Le 3 février, écrivant à Joukovsky, je lui racontais la subite invasion de notre petite cité par cette armée en déroute, et la façon dont quelques-uns de nos camarades s’employaient à la fois, auprès des « bourbakis », aux soins matériels et à la propagande révolutionnaire : « Treyvaud, Bêtrix et d’autres font chaque nuit la soupe pour les blessés logés dans l’église ; ils en profitent pour leur distribuer des brochures socialistes, mais je crois bien que c’est peine perdue ». Dans la même lettre, je disais qu’on m’avait annoncé de Lyon, le 28 janvier, que Gaspard Blanc était toujours en prison (nous l’avions cru rendu à la liberté), mais que, néanmoins, je lui avais écrit une lettre qui lui serait remise, pour lui parler de la brochure.

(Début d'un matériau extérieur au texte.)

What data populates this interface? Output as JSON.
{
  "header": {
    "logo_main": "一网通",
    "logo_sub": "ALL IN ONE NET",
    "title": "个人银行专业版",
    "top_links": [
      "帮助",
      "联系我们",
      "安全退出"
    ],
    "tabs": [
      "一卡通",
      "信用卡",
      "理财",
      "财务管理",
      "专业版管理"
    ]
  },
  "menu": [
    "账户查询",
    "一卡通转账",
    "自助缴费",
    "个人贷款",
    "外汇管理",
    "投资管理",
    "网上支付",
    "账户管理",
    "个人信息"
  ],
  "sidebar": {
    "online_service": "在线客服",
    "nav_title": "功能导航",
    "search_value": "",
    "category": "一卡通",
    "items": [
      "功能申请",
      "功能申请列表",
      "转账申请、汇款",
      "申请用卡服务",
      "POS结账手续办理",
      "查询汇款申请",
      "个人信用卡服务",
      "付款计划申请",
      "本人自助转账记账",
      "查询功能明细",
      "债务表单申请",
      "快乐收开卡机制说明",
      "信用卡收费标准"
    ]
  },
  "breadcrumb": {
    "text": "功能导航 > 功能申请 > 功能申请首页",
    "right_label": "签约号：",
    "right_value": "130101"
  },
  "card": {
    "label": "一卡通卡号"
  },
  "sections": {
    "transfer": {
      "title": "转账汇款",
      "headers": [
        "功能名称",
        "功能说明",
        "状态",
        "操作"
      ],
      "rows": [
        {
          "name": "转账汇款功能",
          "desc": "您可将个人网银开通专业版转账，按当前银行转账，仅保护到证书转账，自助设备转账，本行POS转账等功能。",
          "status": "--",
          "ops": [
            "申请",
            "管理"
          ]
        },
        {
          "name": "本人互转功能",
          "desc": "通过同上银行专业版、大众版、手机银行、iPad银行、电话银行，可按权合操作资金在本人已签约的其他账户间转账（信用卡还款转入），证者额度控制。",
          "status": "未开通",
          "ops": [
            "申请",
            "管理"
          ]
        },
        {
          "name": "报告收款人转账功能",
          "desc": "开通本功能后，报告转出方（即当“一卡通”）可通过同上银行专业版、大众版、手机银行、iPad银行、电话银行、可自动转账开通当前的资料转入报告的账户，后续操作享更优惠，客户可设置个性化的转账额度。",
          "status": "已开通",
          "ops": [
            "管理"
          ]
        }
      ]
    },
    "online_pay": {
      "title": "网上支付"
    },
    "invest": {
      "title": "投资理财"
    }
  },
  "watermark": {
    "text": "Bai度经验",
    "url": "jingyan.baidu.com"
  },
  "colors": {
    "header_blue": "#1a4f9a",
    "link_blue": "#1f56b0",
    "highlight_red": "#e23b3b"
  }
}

Le 5 février, Spichiger, Schwitzguébel et moi nous nous rencontrions aux Convers[1] pour causer ; et le surlendemain 7, Schwitzguébel écrivait à Joukovsky pour l’aviser de nos décisions, prises d’accord avec ceux des membres de nos Sections que nous avions pu consulter. La publication de la Solidarité commencerait aussitôt que trois cents camarades se seraient inscrits comme abonnés ; le premier numéro aurait exceptionnellement quatre pages, et contiendrait les articles suivants : une histoire de la Fédération romande depuis la suspension de la publication de la Solidarité, par Schwitzguébel ; un article sur la situation générale, que je devais rédiger en utilisant un manuscrit que venait de m’envoyer Jouk ; le rapport de la commission de vérification des comptes de la Solidarité ; des lettres des Sections relatives à la réapparition du journal ; des nouvelles diverses. Quant aux brochures de propagande, la division des matières proposée par Schwitzguébel avait été rejetée, après mûr examen, comme trop métaphysique et trop sèche ; d’ailleurs il eût été difficile de trouver des collaborateurs sachant écrire d’une façon à la fois scientifique et populaire. Une autre proposition avait été adoptée, se tenant plus sur le terrain des faits que sur celui des idées : on ferait tout d’abord une brochure sur les Caisses de résistance, où l’on pourrait, à propos de ce sujet pratique,

  1. Les Convers sont une petite station de la ligne de chemin de fer du Jura Industriel, également accessible de Neuchâtel, de la Chaux-de-Fonds (et du Locle), et — à pied ou en poste — du Val de Saint-Imier. C est là, dans une auberge à quelques minutes de la gare, qu’eurent lieu, pendant plusieurs années, nos réunions intimes, lorsque nous avions à nous concerter.